There's "Reporting" and there's "Reporting" .... There is data available (suggesting looking at "Mole Reporting is back" in the Announcements section) .. and there is data that is not going to be made available.  Best guess, yes you were "reported" by someone using the Mole reporting status, which would also explain the lack of you/someone receiving complaints.  Public data available is that Mole reports alone will not get an IP listed.

On the other hand, I still don't see any of the suggested data offered as suggested in my first post to this Topic.  The report data offered suggests that reports/complaints have been made, but none of this touches on your original query of "why" these "filtering servers(?)" are being identified as the source of this spew.  Or has the story changed a bit since your first post?

36062[/snapback]

Ok I did the update[at]abuse.net... so hopefully that will fix the no reporting issue.

Something I did notice that was weird is we would get a complaint from some one... we could golook up the ip... the ip would not show as blocked and said last reported spam 3 days ago... yet the message they got was less that a couple of hours old. Next one I get I will try to demonstrate.

Basically I guess the whole entire question gets to... is there a way to "register" our mail servers so this stops happening?

[Jeff G.]

Next one I get I will try to demonstrate.

36388[/snapback]

How about the last one you got?

[Wazoo]

Ok I did the update[at]abuse.net... so hopefully that will fix the no reporting issue.

Won't guess on that one right now .. would have to fo research more on that one, but in reading the previous posts, I'm not sure that I've got the right data to work with, especially the hand-offs that you suggested that are in use internally ... I believe 'm still looking for some actual header data to look at any/all of that stuff.

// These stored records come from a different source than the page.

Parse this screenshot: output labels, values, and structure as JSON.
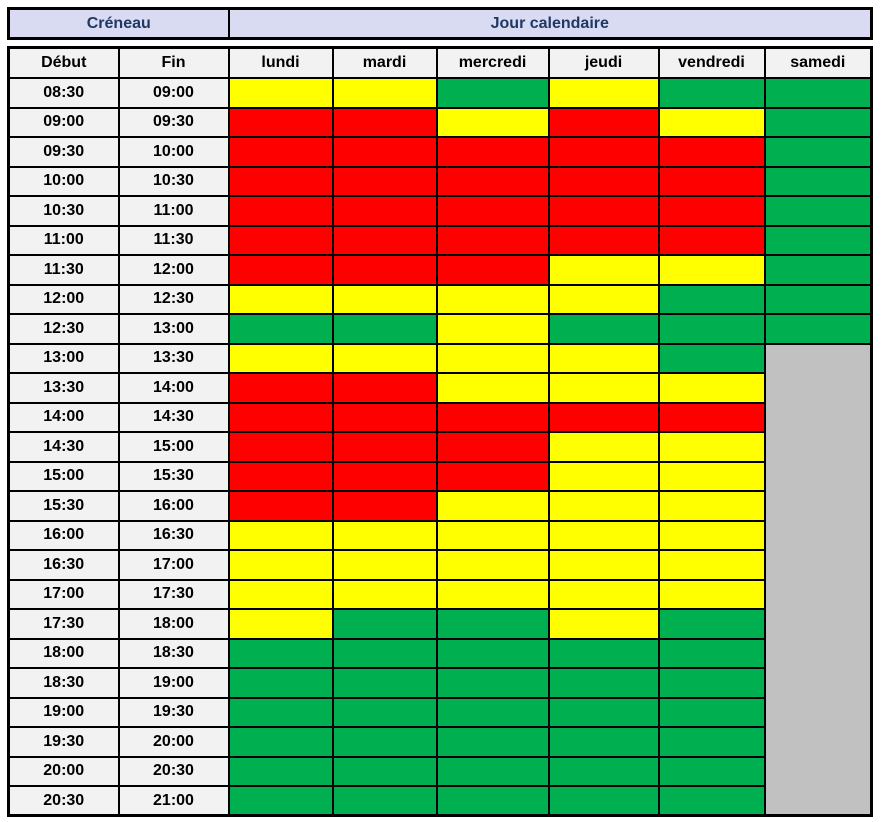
{
  "colors": {
    "red": "#FF0000",
    "yellow": "#FFFF00",
    "green": "#00B050",
    "gray": "#C1C1C1",
    "header_band_bg": "#D9DBF2",
    "header_band_text": "#1F3864",
    "subheader_bg": "#F2F2F2",
    "border": "#000000"
  },
  "header": {
    "creneau": "Créneau",
    "jour": "Jour calendaire"
  },
  "columns": {
    "debut": "Début",
    "fin": "Fin"
  },
  "chart_data": {
    "type": "heatmap",
    "title": "",
    "x_label": "Jour calendaire",
    "y_label": "Créneau",
    "columns": [
      "lundi",
      "mardi",
      "mercredi",
      "jeudi",
      "vendredi",
      "samedi"
    ],
    "cell_states_palette": {
      "red": "#FF0000",
      "yellow": "#FFFF00",
      "green": "#00B050",
      "gray": "#C1C1C1"
    },
    "rows": [
      {
        "start": "08:30",
        "end": "09:00",
        "states": [
          "yellow",
          "yellow",
          "green",
          "yellow",
          "green",
          "green"
        ]
      },
      {
        "start": "09:00",
        "end": "09:30",
        "states": [
          "red",
          "red",
          "yellow",
          "red",
          "yellow",
          "green"
        ]
      },
      {
        "start": "09:30",
        "end": "10:00",
        "states": [
          "red",
          "red",
          "red",
          "red",
          "red",
          "green"
        ]
      },
      {
        "start": "10:00",
        "end": "10:30",
        "states": [
          "red",
          "red",
          "red",
          "red",
          "red",
          "green"
        ]
      },
      {
        "start": "10:30",
        "end": "11:00",
        "states": [
          "red",
          "red",
          "red",
          "red",
          "red",
          "green"
        ]
      },
      {
        "start": "11:00",
        "end": "11:30",
        "states": [
          "red",
          "red",
          "red",
          "red",
          "red",
          "green"
        ]
      },
      {
        "start": "11:30",
        "end": "12:00",
        "states": [
          "red",
          "red",
          "red",
          "yellow",
          "yellow",
          "green"
        ]
      },
      {
        "start": "12:00",
        "end": "12:30",
        "states": [
          "yellow",
          "yellow",
          "yellow",
          "yellow",
          "green",
          "green"
        ]
      },
      {
        "start": "12:30",
        "end": "13:00",
        "states": [
          "green",
          "green",
          "yellow",
          "green",
          "green",
          "green"
        ]
      },
      {
        "start": "13:00",
        "end": "13:30",
        "states": [
          "yellow",
          "yellow",
          "yellow",
          "yellow",
          "green",
          "gray"
        ]
      },
      {
        "start": "13:30",
        "end": "14:00",
        "states": [
          "red",
          "red",
          "yellow",
          "yellow",
          "yellow",
          "gray"
        ]
      },
      {
        "start": "14:00",
        "end": "14:30",
        "states": [
          "red",
          "red",
          "red",
          "red",
          "red",
          "gray"
        ]
      },
      {
        "start": "14:30",
        "end": "15:00",
        "states": [
          "red",
          "red",
          "red",
          "yellow",
          "yellow",
          "gray"
        ]
      },
      {
        "start": "15:00",
        "end": "15:30",
        "states": [
          "red",
          "red",
          "red",
          "yellow",
          "yellow",
          "gray"
        ]
      },
      {
        "start": "15:30",
        "end": "16:00",
        "states": [
          "red",
          "red",
          "yellow",
          "yellow",
          "yellow",
          "gray"
        ]
      },
      {
        "start": "16:00",
        "end": "16:30",
        "states": [
          "yellow",
          "yellow",
          "yellow",
          "yellow",
          "yellow",
          "gray"
        ]
      },
      {
        "start": "16:30",
        "end": "17:00",
        "states": [
          "yellow",
          "yellow",
          "yellow",
          "yellow",
          "yellow",
          "gray"
        ]
      },
      {
        "start": "17:00",
        "end": "17:30",
        "states": [
          "yellow",
          "yellow",
          "yellow",
          "yellow",
          "yellow",
          "gray"
        ]
      },
      {
        "start": "17:30",
        "end": "18:00",
        "states": [
          "yellow",
          "green",
          "green",
          "yellow",
          "green",
          "gray"
        ]
      },
      {
        "start": "18:00",
        "end": "18:30",
        "states": [
          "green",
          "green",
          "green",
          "green",
          "green",
          "gray"
        ]
      },
      {
        "start": "18:30",
        "end": "19:00",
        "states": [
          "green",
          "green",
          "green",
          "green",
          "green",
          "gray"
        ]
      },
      {
        "start": "19:00",
        "end": "19:30",
        "states": [
          "green",
          "green",
          "green",
          "green",
          "green",
          "gray"
        ]
      },
      {
        "start": "19:30",
        "end": "20:00",
        "states": [
          "green",
          "green",
          "green",
          "green",
          "green",
          "gray"
        ]
      },
      {
        "start": "20:00",
        "end": "20:30",
        "states": [
          "green",
          "green",
          "green",
          "green",
          "green",
          "gray"
        ]
      },
      {
        "start": "20:30",
        "end": "21:00",
        "states": [
          "green",
          "green",
          "green",
          "green",
          "green",
          "gray"
        ]
      }
    ]
  }
}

Something I did notice that was weird is we would get a complaint from some one... we could golook up the ip... the ip would not show as blocked and said last reported spam 3 days ago... yet the message they got was less that a couple of hours old. Next one I get I will try to demonstrate.

I find this possibly confusing. If you receive a "report from someone" ... why would that tie back to the history of a SpamCop.net report being sent out?

Basically I guess the whole entire question gets to... is there a way to "register" our mail servers so this stops happening?

36388[/snapback]

No, there is no whitelisting of servers available. On the other hand, if there is something wonky about your set-up (again, without headers actually showing the internal hand-offs you described in your first post, this is still an unknown) .. it may be possible that some "data" could be manipulated by a couple of people that have access to that function, such that the wonkiness might be taken into account for future parsing ... but again, with no data to work with ...????